The East Wing of the White House is demolished during construction of US President Donald Trump’s proposed ballroom, seen from the reopened Washington Monument after the longest government shutdown in Washington, DC, on November 15, 2025.
Jessica KoscielniakReuter
A federal judge on Thursday blocked the Trump administration’s controversial above-ground construction work on the White House Ballroom in a revised order.
However, Judge Richard Leon’s order allows the government to proceed with underground work, including work related to national security facilities.
Leon’s order also allows above-ground construction that is “absolutely necessary to cover, secure, and protect national security facilities,” as long as such construction does not “limit the size of the ground and the size of the banquet hall,” according to his injunction in U.S. District Court in Washington, D.C.
The Trump administration immediately appealed the order to the U.S. Court of Appeals for the District of Columbia Circuit. Leon had suspended the order from taking effect for seven days.
President Donald Trump raged about Leon’s order in a post on Truth Social.
“The man who hates Trump, the judge in the District Court of Washington, D.C., who has gone out of his way to undermine national security and ensure that this great gift to America is delayed or not built, is trying to prevent future presidents and world leaders from having safe and secure mass gathering and banquet halls with bomb shelters,” Trump wrote.
The order came five days after the appeals court directed Leon to clarify an earlier order issued March 31 that barred the Trump administration from taking any action to build a $400 million, 90,000-square-foot ballroom planned for the site of the former East Wing of the White House. The east wing was demolished last year to make way for the project by order of President Trump.
The appeals court specifically directed Leon to reconsider the potential national security implications of blocking construction.
The administration told the appeals court that Leon’s injunction “threatens serious national security harm to the White House, the President and his family, and the presidential staff.”

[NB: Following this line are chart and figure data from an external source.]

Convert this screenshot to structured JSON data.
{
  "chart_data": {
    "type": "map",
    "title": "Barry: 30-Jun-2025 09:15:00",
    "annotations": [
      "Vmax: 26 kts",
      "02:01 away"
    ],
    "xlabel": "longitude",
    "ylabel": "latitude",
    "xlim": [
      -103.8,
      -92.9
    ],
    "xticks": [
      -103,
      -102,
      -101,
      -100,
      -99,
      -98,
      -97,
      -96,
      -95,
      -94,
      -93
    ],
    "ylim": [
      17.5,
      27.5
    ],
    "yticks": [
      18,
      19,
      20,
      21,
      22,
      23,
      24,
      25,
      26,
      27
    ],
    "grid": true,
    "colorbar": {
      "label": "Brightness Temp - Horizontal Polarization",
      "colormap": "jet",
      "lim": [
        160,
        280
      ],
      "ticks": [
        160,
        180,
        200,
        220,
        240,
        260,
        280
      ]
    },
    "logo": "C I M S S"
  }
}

“The court has taken seriously the defendants’ national security and presidential security claims throughout this case, which is why I included the safety and security exception in my original order,” Leon wrote in his opinion Thursday.
“But national security is not a blank slate for proceeding with illegal activity, and the belated assertion that a ground banquet hall is ‘inseparable’ from a range of security functions is not an opportunity for this court to reconsider the fairness or reconsider the preliminary injunction!” the judges wrote.

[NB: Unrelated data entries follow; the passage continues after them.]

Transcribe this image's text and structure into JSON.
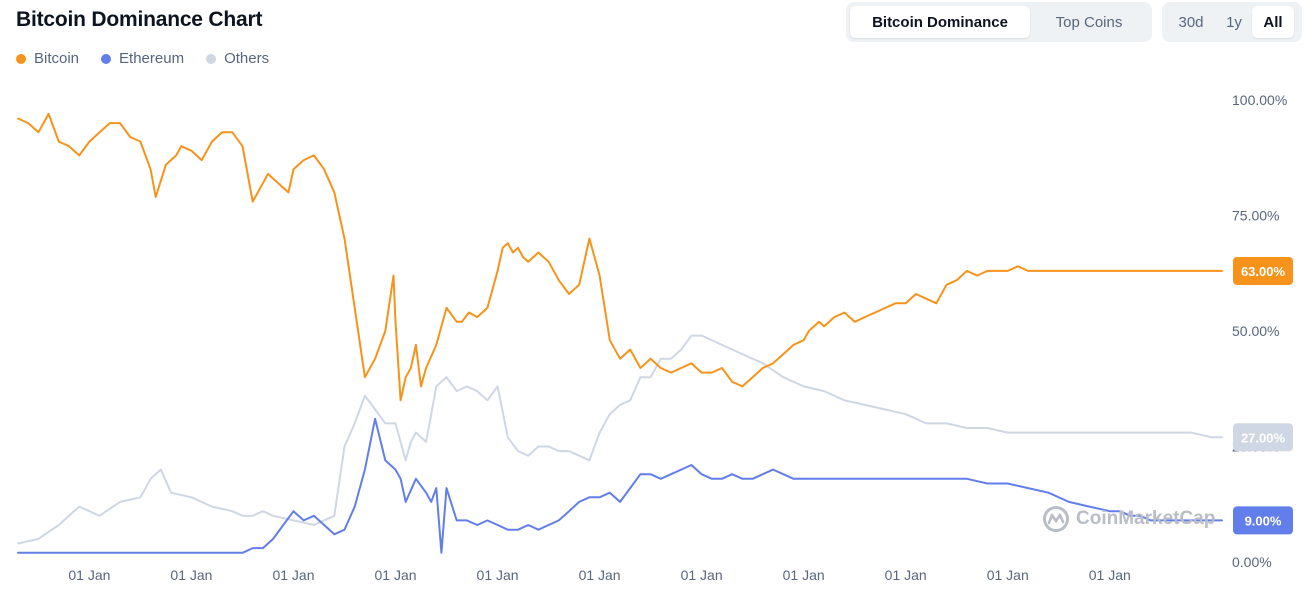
{
  "header": {
    "title": "Bitcoin Dominance Chart",
    "view_tabs": [
      "Bitcoin Dominance",
      "Top Coins"
    ],
    "active_view": "Bitcoin Dominance",
    "range_tabs": [
      "30d",
      "1y",
      "All"
    ],
    "active_range": "All"
  },
  "watermark": {
    "text": "CoinMarketCap",
    "icon": "coinmarketcap-logo-icon"
  },
  "chart_data": {
    "type": "line",
    "title": "Bitcoin Dominance Chart",
    "xlabel": "",
    "ylabel": "",
    "ylim": [
      0,
      100
    ],
    "y_ticks": [
      "100.00%",
      "75.00%",
      "50.00%",
      "25.00%",
      "0.00%"
    ],
    "x_tick_labels": [
      "01 Jan",
      "01 Jan",
      "01 Jan",
      "01 Jan",
      "01 Jan",
      "01 Jan",
      "01 Jan",
      "01 Jan",
      "01 Jan",
      "01 Jan",
      "01 Jan"
    ],
    "x_range": [
      2013.3,
      2025.1
    ],
    "x_ticks": [
      2014,
      2015,
      2016,
      2017,
      2018,
      2019,
      2020,
      2021,
      2022,
      2023,
      2024
    ],
    "grid": false,
    "legend_position": "top-left",
    "series": [
      {
        "name": "Bitcoin",
        "color": "#f7931a",
        "end_label": "63.00%",
        "x": [
          2013.3,
          2013.4,
          2013.5,
          2013.55,
          2013.6,
          2013.7,
          2013.8,
          2013.9,
          2014.0,
          2014.1,
          2014.2,
          2014.3,
          2014.4,
          2014.5,
          2014.6,
          2014.65,
          2014.75,
          2014.85,
          2014.9,
          2015.0,
          2015.1,
          2015.2,
          2015.3,
          2015.4,
          2015.5,
          2015.6,
          2015.7,
          2015.75,
          2015.85,
          2015.95,
          2016.0,
          2016.1,
          2016.2,
          2016.3,
          2016.4,
          2016.5,
          2016.6,
          2016.7,
          2016.8,
          2016.9,
          2016.98,
          2017.0,
          2017.05,
          2017.1,
          2017.15,
          2017.2,
          2017.25,
          2017.3,
          2017.4,
          2017.5,
          2017.6,
          2017.65,
          2017.72,
          2017.8,
          2017.9,
          2017.95,
          2018.0,
          2018.05,
          2018.1,
          2018.15,
          2018.2,
          2018.25,
          2018.3,
          2018.4,
          2018.5,
          2018.6,
          2018.7,
          2018.8,
          2018.9,
          2019.0,
          2019.1,
          2019.2,
          2019.3,
          2019.4,
          2019.5,
          2019.6,
          2019.7,
          2019.8,
          2019.9,
          2020.0,
          2020.1,
          2020.2,
          2020.3,
          2020.4,
          2020.5,
          2020.6,
          2020.7,
          2020.8,
          2020.9,
          2021.0,
          2021.05,
          2021.1,
          2021.15,
          2021.2,
          2021.3,
          2021.4,
          2021.5,
          2021.6,
          2021.7,
          2021.8,
          2021.9,
          2022.0,
          2022.1,
          2022.2,
          2022.3,
          2022.4,
          2022.5,
          2022.6,
          2022.7,
          2022.8,
          2022.9,
          2023.0,
          2023.1,
          2023.2,
          2023.3,
          2023.4,
          2023.5,
          2023.6,
          2023.7,
          2023.8,
          2023.9,
          2024.0,
          2024.1,
          2024.2,
          2024.3,
          2024.4,
          2024.5,
          2024.6,
          2024.7,
          2024.8,
          2024.9,
          2025.0,
          2025.1
        ],
        "values": [
          96,
          95,
          93,
          95,
          97,
          91,
          90,
          88,
          91,
          93,
          95,
          95,
          92,
          91,
          85,
          79,
          86,
          88,
          90,
          89,
          87,
          91,
          93,
          93,
          90,
          78,
          82,
          84,
          82,
          80,
          85,
          87,
          88,
          85,
          80,
          70,
          55,
          40,
          44,
          50,
          62,
          52,
          35,
          40,
          42,
          47,
          38,
          42,
          47,
          55,
          52,
          52,
          54,
          53,
          55,
          59,
          63,
          68,
          69,
          67,
          68,
          66,
          65,
          67,
          65,
          61,
          58,
          60,
          70,
          62,
          48,
          44,
          46,
          42,
          44,
          42,
          41,
          42,
          43,
          41,
          41,
          42,
          39,
          38,
          40,
          42,
          43,
          45,
          47,
          48,
          50,
          51,
          52,
          51,
          53,
          54,
          52,
          53,
          54,
          55,
          56,
          56,
          58,
          57,
          56,
          60,
          61,
          63,
          62,
          63,
          63,
          63,
          64,
          63,
          63,
          63,
          63,
          63,
          63,
          63,
          63,
          63,
          63,
          63,
          63,
          63,
          63,
          63,
          63,
          63,
          63,
          63,
          63
        ]
      },
      {
        "name": "Ethereum",
        "color": "#627eea",
        "end_label": "9.00%",
        "x": [
          2013.3,
          2015.5,
          2015.6,
          2015.7,
          2015.8,
          2015.9,
          2016.0,
          2016.1,
          2016.2,
          2016.3,
          2016.4,
          2016.5,
          2016.6,
          2016.7,
          2016.8,
          2016.9,
          2017.0,
          2017.05,
          2017.1,
          2017.2,
          2017.3,
          2017.35,
          2017.4,
          2017.45,
          2017.5,
          2017.6,
          2017.7,
          2017.8,
          2017.9,
          2018.0,
          2018.1,
          2018.2,
          2018.3,
          2018.4,
          2018.5,
          2018.6,
          2018.7,
          2018.8,
          2018.9,
          2019.0,
          2019.1,
          2019.2,
          2019.3,
          2019.4,
          2019.5,
          2019.6,
          2019.7,
          2019.8,
          2019.9,
          2020.0,
          2020.1,
          2020.2,
          2020.3,
          2020.4,
          2020.5,
          2020.6,
          2020.7,
          2020.8,
          2020.9,
          2021.0,
          2021.2,
          2021.4,
          2021.6,
          2021.8,
          2022.0,
          2022.2,
          2022.4,
          2022.6,
          2022.8,
          2023.0,
          2023.2,
          2023.4,
          2023.6,
          2023.8,
          2024.0,
          2024.1,
          2024.2,
          2024.3,
          2024.4,
          2024.5,
          2024.6,
          2024.7,
          2024.8,
          2024.9,
          2025.0,
          2025.1
        ],
        "values": [
          2,
          2,
          3,
          3,
          5,
          8,
          11,
          9,
          10,
          8,
          6,
          7,
          12,
          20,
          31,
          22,
          20,
          18,
          13,
          18,
          15,
          13,
          16,
          2,
          16,
          9,
          9,
          8,
          9,
          8,
          7,
          7,
          8,
          7,
          8,
          9,
          11,
          13,
          14,
          14,
          15,
          13,
          16,
          19,
          19,
          18,
          19,
          20,
          21,
          19,
          18,
          18,
          19,
          18,
          18,
          19,
          20,
          19,
          18,
          18,
          18,
          18,
          18,
          18,
          18,
          18,
          18,
          18,
          17,
          17,
          16,
          15,
          13,
          12,
          11,
          11,
          10,
          10,
          9,
          9,
          9,
          9,
          9,
          9,
          9,
          9
        ]
      },
      {
        "name": "Others",
        "color": "#cfd6e4",
        "end_label": "27.00%",
        "x": [
          2013.3,
          2013.5,
          2013.7,
          2013.9,
          2014.1,
          2014.3,
          2014.5,
          2014.6,
          2014.7,
          2014.8,
          2015.0,
          2015.2,
          2015.4,
          2015.5,
          2015.6,
          2015.7,
          2015.8,
          2016.0,
          2016.2,
          2016.4,
          2016.5,
          2016.6,
          2016.7,
          2016.8,
          2016.9,
          2017.0,
          2017.1,
          2017.15,
          2017.2,
          2017.3,
          2017.4,
          2017.5,
          2017.6,
          2017.7,
          2017.8,
          2017.9,
          2018.0,
          2018.1,
          2018.2,
          2018.3,
          2018.4,
          2018.5,
          2018.6,
          2018.7,
          2018.8,
          2018.9,
          2019.0,
          2019.1,
          2019.2,
          2019.3,
          2019.4,
          2019.5,
          2019.6,
          2019.7,
          2019.8,
          2019.9,
          2020.0,
          2020.2,
          2020.4,
          2020.6,
          2020.8,
          2021.0,
          2021.2,
          2021.4,
          2021.6,
          2021.8,
          2022.0,
          2022.2,
          2022.4,
          2022.6,
          2022.8,
          2023.0,
          2023.2,
          2023.4,
          2023.6,
          2023.8,
          2024.0,
          2024.2,
          2024.4,
          2024.6,
          2024.8,
          2025.0,
          2025.1
        ],
        "values": [
          4,
          5,
          8,
          12,
          10,
          13,
          14,
          18,
          20,
          15,
          14,
          12,
          11,
          10,
          10,
          11,
          10,
          9,
          8,
          10,
          25,
          30,
          36,
          33,
          30,
          30,
          22,
          26,
          28,
          26,
          38,
          40,
          37,
          38,
          37,
          35,
          38,
          27,
          24,
          23,
          25,
          25,
          24,
          24,
          23,
          22,
          28,
          32,
          34,
          35,
          40,
          40,
          44,
          44,
          46,
          49,
          49,
          47,
          45,
          43,
          40,
          38,
          37,
          35,
          34,
          33,
          32,
          30,
          30,
          29,
          29,
          28,
          28,
          28,
          28,
          28,
          28,
          28,
          28,
          28,
          28,
          27,
          27
        ]
      }
    ]
  }
}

The National Trust for Historic Preservation is suing the Trump administration to block construction of the ballroom.
Leon had rejected the group’s request to halt the project in two previous decisions.
But in his March 31 ruling granting the injunction against the ballroom, Leon said no law “comes close” to giving President Trump the power to build such a facility at the White House without Congressional authorization.

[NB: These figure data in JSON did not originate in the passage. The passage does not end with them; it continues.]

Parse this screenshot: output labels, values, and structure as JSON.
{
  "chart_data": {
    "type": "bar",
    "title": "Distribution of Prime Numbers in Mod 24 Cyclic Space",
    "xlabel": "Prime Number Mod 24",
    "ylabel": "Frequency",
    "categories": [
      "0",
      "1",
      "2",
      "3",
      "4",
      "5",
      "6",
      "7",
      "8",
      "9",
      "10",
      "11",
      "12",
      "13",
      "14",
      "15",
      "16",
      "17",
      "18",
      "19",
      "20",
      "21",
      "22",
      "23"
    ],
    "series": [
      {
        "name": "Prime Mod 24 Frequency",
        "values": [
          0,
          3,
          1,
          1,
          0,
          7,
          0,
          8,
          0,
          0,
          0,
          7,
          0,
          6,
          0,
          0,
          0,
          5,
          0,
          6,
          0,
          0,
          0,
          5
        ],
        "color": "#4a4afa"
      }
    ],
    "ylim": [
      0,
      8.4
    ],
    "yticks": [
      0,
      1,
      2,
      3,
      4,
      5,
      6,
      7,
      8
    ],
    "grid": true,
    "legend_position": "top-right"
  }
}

The injunction excluded work “strictly necessary to ensure the safety and security of the White House and its grounds, including the ballroom construction site, and to ensure the personal safety of the President and his staff.”
“The President of the United States is the custodian of the White House for future generations of the First Family, but he is not its owner,” Leon wrote in an opinion explaining that day’s ruling.
In an amended order Thursday, the judge dismissed the Trump administration’s argument that the entire ballroom project could proceed on national security grounds.
“Defendants argue that the entire ballroom construction project, from tip to tip, falls within the safety and security exception and, therefore, may proceed without loss of momentum,” Leon wrote in an opinion issued Thursday with the amended injunction. “That’s not a reasonable or correct interpretation of my orders!”
“The accompanying brief stated that ‘the banquet hall construction project must be halted until Congress approves its completion,'” Leon noted.
“It is incredible, to say the least, if not disingenuous, that the defendants are now claiming that my order will not stop construction of the ballroom due to safety and security exceptions!”
The judge said the new order preventing above ground construction from proceeding directly addressed the risk that the National Trust would be irreparably harmed by the construction of the ballroom.
And “the underground national security facility exception does not include the proposed banquet hall,” the judge said, because the defendants themselves distinguished between underground and above-ground construction, stating that “underground construction is driven by national security concerns independent of above-ground construction.”